I hope this clarified why some things happen.
I also hope it clarified that there’s no “polling” involved. Polling is really not a good way for games like this to work. Instead, client and server are sending each other messages.
While we’re on the subject of tech lingo, “deadlock” has a specific meaning – the one you quoted from Microsoft’s docs for software devs – but it’s important to understand that it does not mean “my computer froze”.
Not every deadlock will cause your computer to completely stop responding, and vice versa, your computer might stop responding for reasons other than deadlock. The focus of anyone trying to diagnose your problem should be on why it causes your whole computer to become completely unresponsive, rather than just your game. My intuition is that it’s because something bad happens on a very low level, with very high privileges, which is not a level Conan Exiles runs at.

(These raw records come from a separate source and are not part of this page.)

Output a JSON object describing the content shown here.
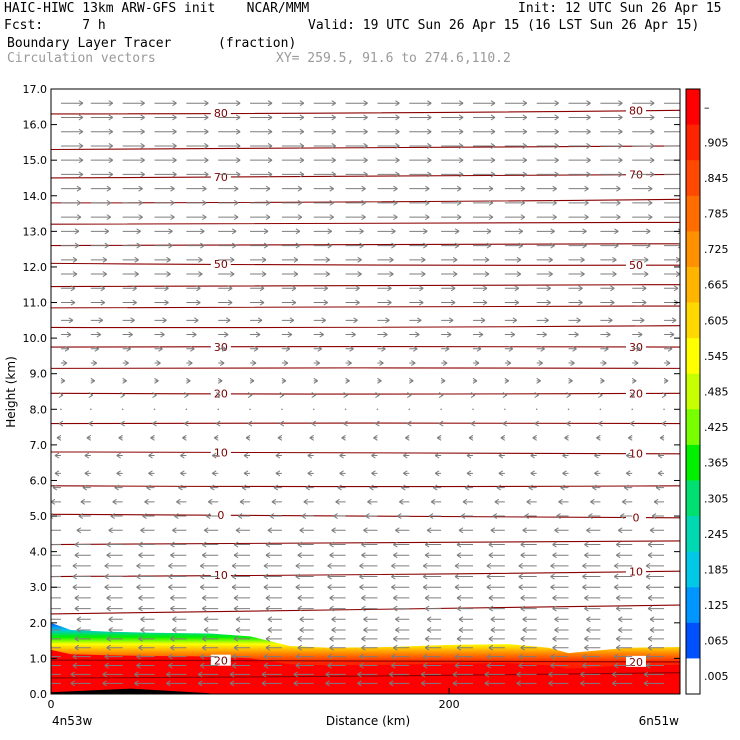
{
  "header": {
    "line1_left": "HAIC-HIWC 13km ARW-GFS init    NCAR/MMM",
    "line1_right": "Init: 12 UTC Sun 26 Apr 15",
    "line2_left": "Fcst:     7 h",
    "line2_right": "Valid: 19 UTC Sun 26 Apr 15 (16 LST Sun 26 Apr 15)",
    "line3_left": "Boundary Layer Tracer",
    "line3_units": "(fraction)",
    "line4_left": "Circulation vectors",
    "line4_xy": "XY= 259.5, 91.6 to 274.6,110.2"
  },
  "chart_data": {
    "type": "heatmap",
    "title": "Boundary Layer Tracer",
    "xlabel": "Distance (km)",
    "ylabel": "Height (km)",
    "xlim": [
      0,
      316
    ],
    "ylim": [
      0,
      17
    ],
    "x_ticks": [
      {
        "value": 0,
        "label": "0"
      },
      {
        "value": 200,
        "label": "200"
      }
    ],
    "y_ticks": [
      {
        "value": 0,
        "label": "0.0"
      },
      {
        "value": 1,
        "label": "1.0"
      },
      {
        "value": 2,
        "label": "2.0"
      },
      {
        "value": 3,
        "label": "3.0"
      },
      {
        "value": 4,
        "label": "4.0"
      },
      {
        "value": 5,
        "label": "5.0"
      },
      {
        "value": 6,
        "label": "6.0"
      },
      {
        "value": 7,
        "label": "7.0"
      },
      {
        "value": 8,
        "label": "8.0"
      },
      {
        "value": 9,
        "label": "9.0"
      },
      {
        "value": 10,
        "label": "10.0"
      },
      {
        "value": 11,
        "label": "11.0"
      },
      {
        "value": 12,
        "label": "12.0"
      },
      {
        "value": 13,
        "label": "13.0"
      },
      {
        "value": 14,
        "label": "14.0"
      },
      {
        "value": 15,
        "label": "15.0"
      },
      {
        "value": 16,
        "label": "16.0"
      },
      {
        "value": 17,
        "label": "17.0"
      }
    ],
    "x_endpoint_labels": {
      "left": "4n53w",
      "right": "6n51w"
    },
    "grid": false,
    "colorbar": {
      "position": "right",
      "labels": [
        "–",
        ".905",
        ".845",
        ".785",
        ".725",
        ".665",
        ".605",
        ".545",
        ".485",
        ".425",
        ".365",
        ".305",
        ".245",
        ".185",
        ".125",
        ".065",
        ".005"
      ],
      "colors": [
        "#ff0000",
        "#ff2400",
        "#ff4800",
        "#ff6c00",
        "#ff9000",
        "#ffb400",
        "#ffd800",
        "#ffff00",
        "#c8ff00",
        "#78ff00",
        "#00f000",
        "#00e070",
        "#00d8b4",
        "#00c8e6",
        "#0096ff",
        "#0050ff",
        "#ffffff"
      ]
    },
    "boundary_layer_top_km": {
      "x": [
        0,
        10,
        30,
        50,
        80,
        100,
        120,
        140,
        170,
        200,
        230,
        250,
        260,
        270,
        290,
        316
      ],
      "y": [
        2.0,
        1.8,
        1.75,
        1.72,
        1.7,
        1.62,
        1.35,
        1.3,
        1.32,
        1.38,
        1.4,
        1.3,
        1.15,
        1.2,
        1.3,
        1.32
      ]
    },
    "contours": [
      {
        "label": "80",
        "heights": [
          16.3,
          16.4
        ]
      },
      {
        "label": "",
        "heights": [
          15.3,
          15.4
        ]
      },
      {
        "label": "70",
        "heights": [
          14.5,
          14.6
        ]
      },
      {
        "label": "",
        "heights": [
          13.8,
          13.9
        ]
      },
      {
        "label": "",
        "heights": [
          13.2,
          13.25
        ]
      },
      {
        "label": "",
        "heights": [
          12.6,
          12.65
        ]
      },
      {
        "label": "50",
        "heights": [
          12.1,
          12.05
        ]
      },
      {
        "label": "",
        "heights": [
          11.45,
          11.5
        ]
      },
      {
        "label": "",
        "heights": [
          10.85,
          10.9
        ]
      },
      {
        "label": "",
        "heights": [
          10.3,
          10.35
        ]
      },
      {
        "label": "30",
        "heights": [
          9.75,
          9.75
        ]
      },
      {
        "label": "",
        "heights": [
          9.15,
          9.15
        ]
      },
      {
        "label": "20",
        "heights": [
          8.45,
          8.45
        ]
      },
      {
        "label": "",
        "heights": [
          7.6,
          7.6
        ]
      },
      {
        "label": "10",
        "heights": [
          6.8,
          6.75
        ]
      },
      {
        "label": "",
        "heights": [
          5.85,
          5.85
        ]
      },
      {
        "label": "0",
        "heights": [
          5.05,
          4.95
        ]
      },
      {
        "label": "",
        "heights": [
          4.2,
          4.3
        ]
      },
      {
        "label": "10",
        "heights": [
          3.3,
          3.45
        ]
      },
      {
        "label": "",
        "heights": [
          2.25,
          2.5
        ]
      },
      {
        "label": "20",
        "heights": [
          0.95,
          0.9
        ]
      },
      {
        "label": "",
        "heights": [
          0.45,
          0.6
        ]
      }
    ],
    "wind_columns_x_km": [
      5,
      20,
      36,
      52,
      68,
      84,
      100,
      116,
      132,
      148,
      164,
      180,
      196,
      212,
      228,
      244,
      260,
      276,
      292,
      308
    ],
    "wind_levels_km": [
      0.3,
      0.55,
      0.8,
      1.05,
      1.3,
      1.55,
      1.8,
      2.1,
      2.4,
      2.7,
      3.0,
      3.3,
      3.6,
      3.9,
      4.2,
      4.6,
      5.0,
      5.4,
      5.8,
      6.2,
      6.7,
      7.2,
      7.6,
      8.0,
      8.4,
      8.8,
      9.3,
      9.7,
      10.1,
      10.5,
      11.0,
      11.4,
      11.8,
      12.2,
      12.6,
      13.0,
      13.4,
      13.8,
      14.2,
      14.6,
      15.0,
      15.4,
      15.8,
      16.2,
      16.6
    ],
    "wind_u_by_level_ms": [
      -10,
      -10,
      -9,
      -9,
      -8,
      -8,
      -7,
      -7,
      -8,
      -8,
      -9,
      -9,
      -9,
      -8,
      -8,
      -7,
      -6,
      -5,
      -4,
      -3,
      -3,
      -2,
      -1,
      0,
      1,
      2,
      3,
      4,
      5,
      6,
      7,
      7,
      8,
      8,
      9,
      9,
      10,
      10,
      10,
      11,
      11,
      11,
      11,
      11,
      11
    ]
  }
}
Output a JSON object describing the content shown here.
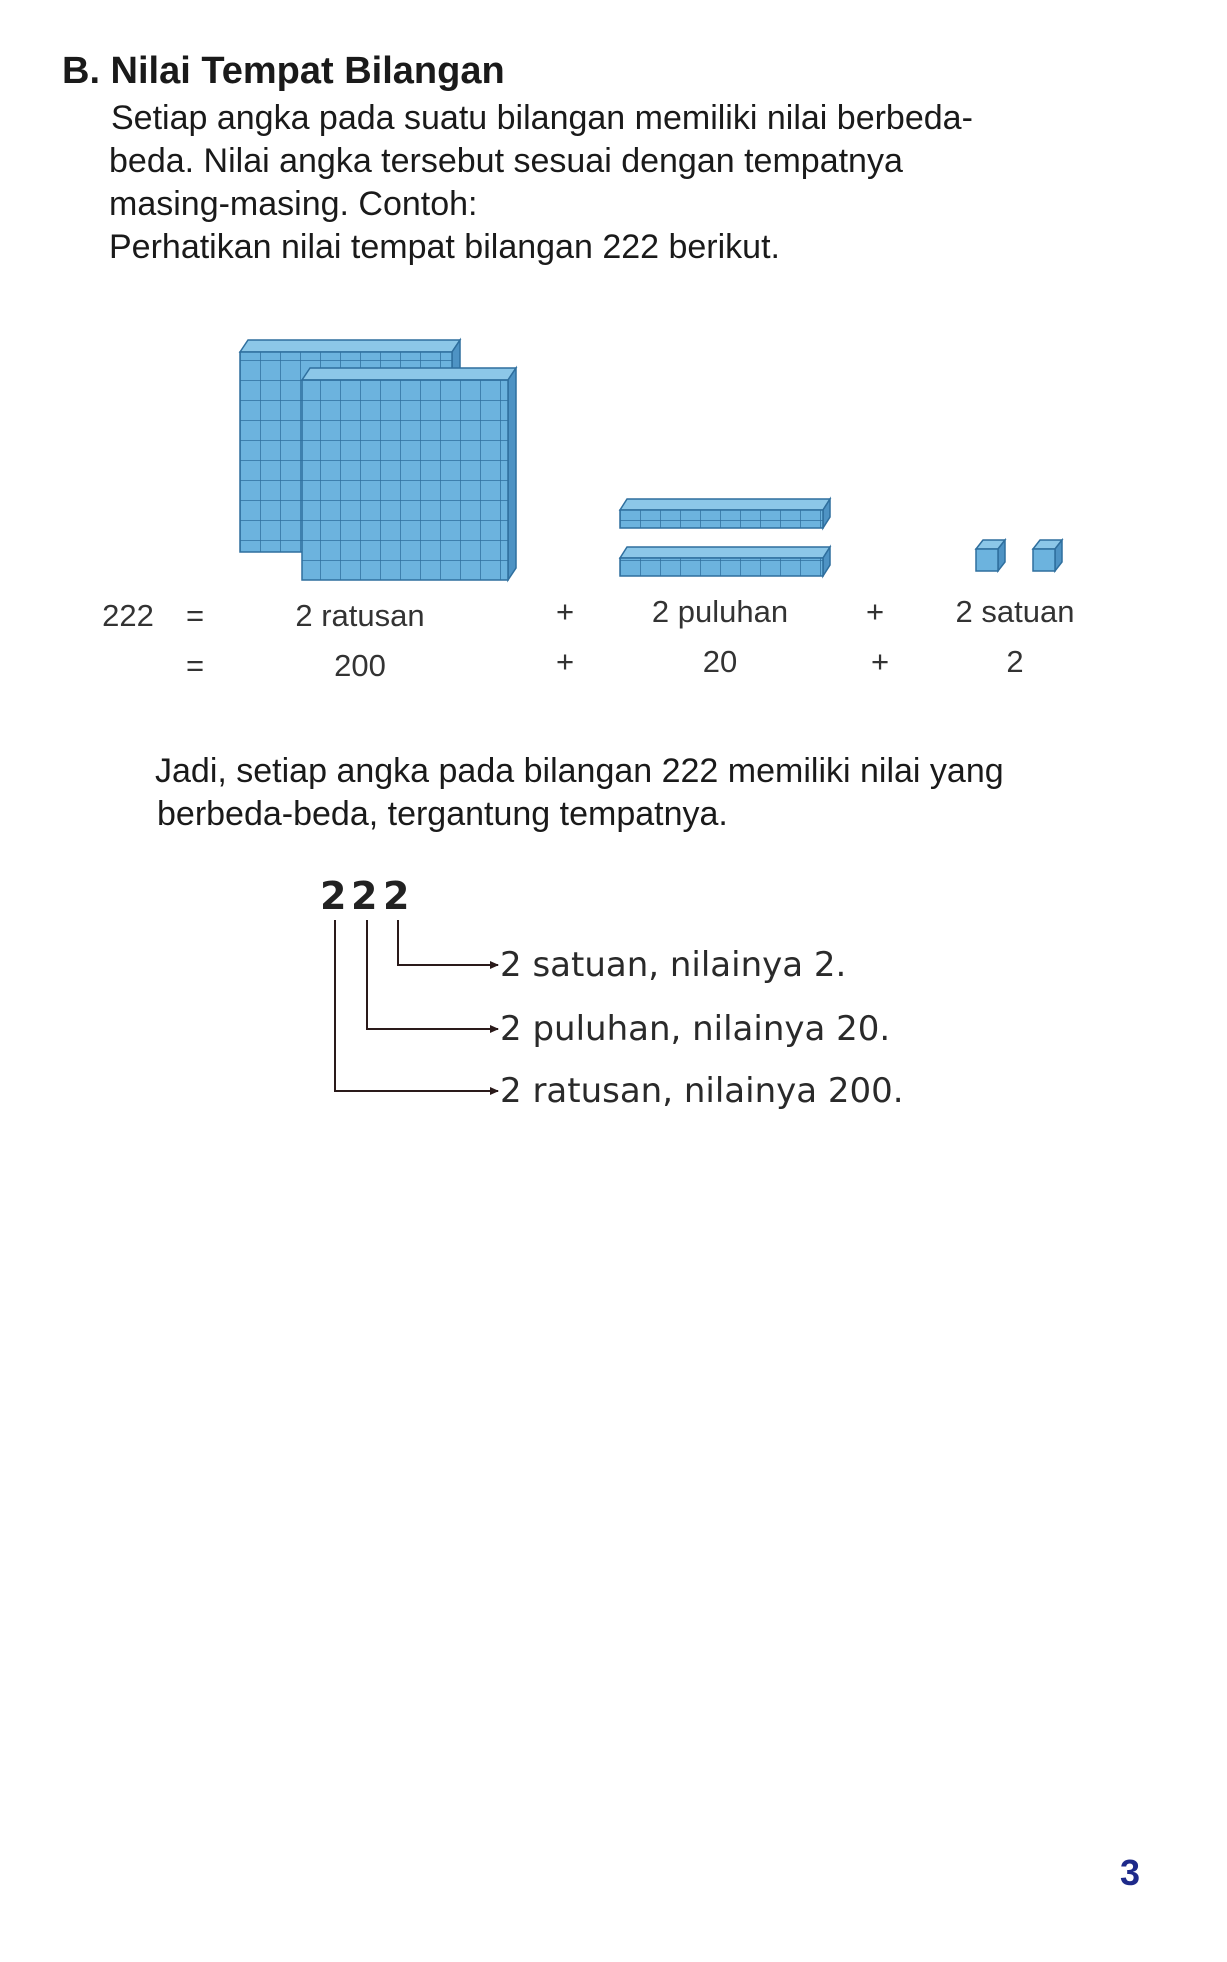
{
  "section": {
    "title": "B. Nilai Tempat Bilangan",
    "intro_lines": [
      "Setiap angka pada suatu bilangan memiliki nilai berbeda-",
      "beda. Nilai angka tersebut sesuai dengan tempatnya",
      "masing-masing. Contoh:",
      "Perhatikan nilai tempat bilangan 222 berikut."
    ]
  },
  "equation": {
    "number": "222",
    "equals": "=",
    "plus": "+",
    "row1": [
      "2 ratusan",
      "2 puluhan",
      "2 satuan"
    ],
    "row2": [
      "200",
      "20",
      "2"
    ]
  },
  "conclusion_lines": [
    "Jadi, setiap angka pada bilangan 222 memiliki nilai yang",
    "berbeda-beda, tergantung tempatnya."
  ],
  "place_value_diagram": {
    "digits": [
      "2",
      "2",
      "2"
    ],
    "labels": [
      "2 satuan, nilainya 2.",
      "2 puluhan, nilainya 20.",
      "2 ratusan, nilainya 200."
    ]
  },
  "colors": {
    "block_fill": "#6cb3de",
    "block_line": "#2f6f9e",
    "page_number": "#1e2a8a"
  },
  "page_number": "3"
}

If I’m right, that doesn’t mean that Conan Exiles isn’t causing it indirectly, but it does mean that the code that’s running when your computer freezes is not Conan Exiles code.
For an overview of what I’m talking about, you can take a look at the Wikipedia entry on protection rings. Suffice it to say that Conan Exiles, as a game, does not have the privilege to make your computer stop responding completely. It has to be something either in the operating system itself, or the drivers, or the anti-cheat software. The trick is finding what combination of factors is causing that, and it’s devilishly hard.